Jovens na Adaptação Climática

adaptação climática

Jovens trabalhando com meio-ambiente não é novidade. Acredito, porém, que é sempre bom ter esperança, para isso vou apresentá-los a alguns jovens que se dedicam a uma área não tão comentada dentro das ciências climáticas, que é a Adaptação Climática.

Eu mesma, apesar de já ter lido muito sobre IDCs e outros termos técnicos, nunca havia me aprofundado na questão da Adaptação Climática.

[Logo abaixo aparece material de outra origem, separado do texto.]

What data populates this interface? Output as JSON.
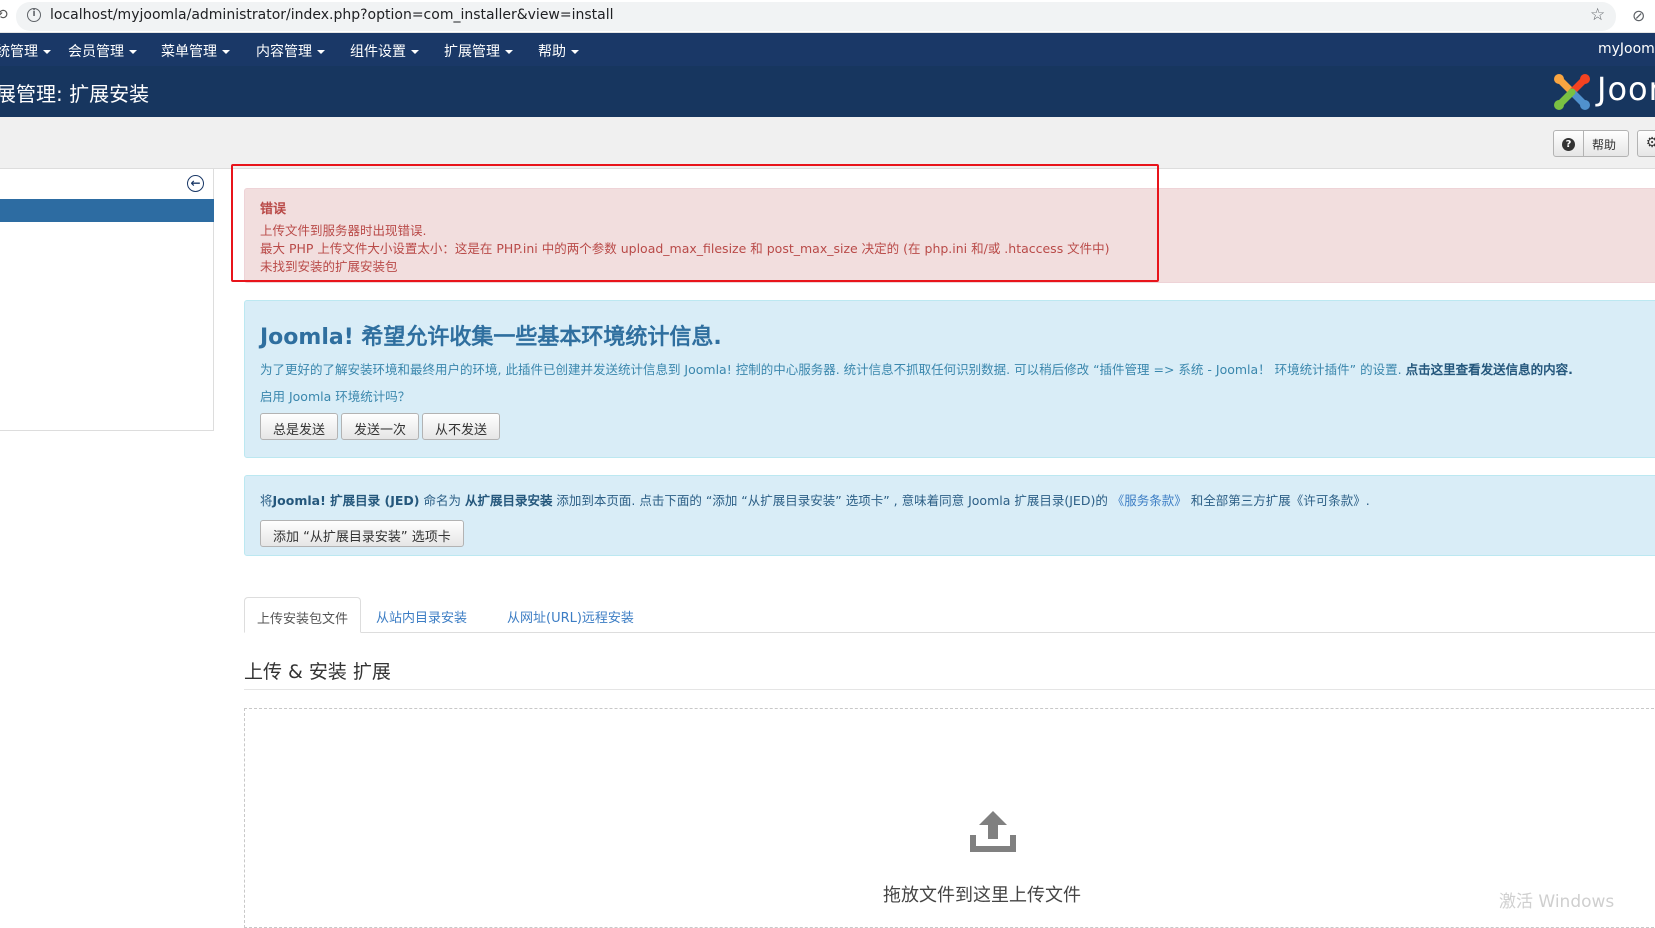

O que significa esse termo?

Adaptação se refere aos ajustes nos sistemas ecológicos, sociais, ou até em resposta as atuais ou esperadas mudanças (climatic stimuli), assim como aos seus efeitos e impactos. Se refere a mudanças em processos, práticas e estruturas para moderar danos em potencial ou se beneficiar de oportunidades associadas com mudança climática.’- UNFCC 

Quais exemplos?

Adaptar os prédios para caso de terremoto, como no Japão, construir barragens para conter o avanço do mar, como na Holanda (Oosterscheldekering), plantar espécies de árvores menos vulneráveis a tempestades e ao fogo, fazer corredores ecológicos, como temos no Brasil (corredor Capivara-Confusões e Caatinga), e, até usar a água de forma inteligente.

Quais jovens?

A luta contra a mudança climática e em favor de um mundo melhor ocorre diariamente nos mais diversos locais, como no Kenya, Zimbabwe e Indonésia. O que nos traz esperança é a percepção de tantos jovens, dos mais diversos lugares, neste trabalho.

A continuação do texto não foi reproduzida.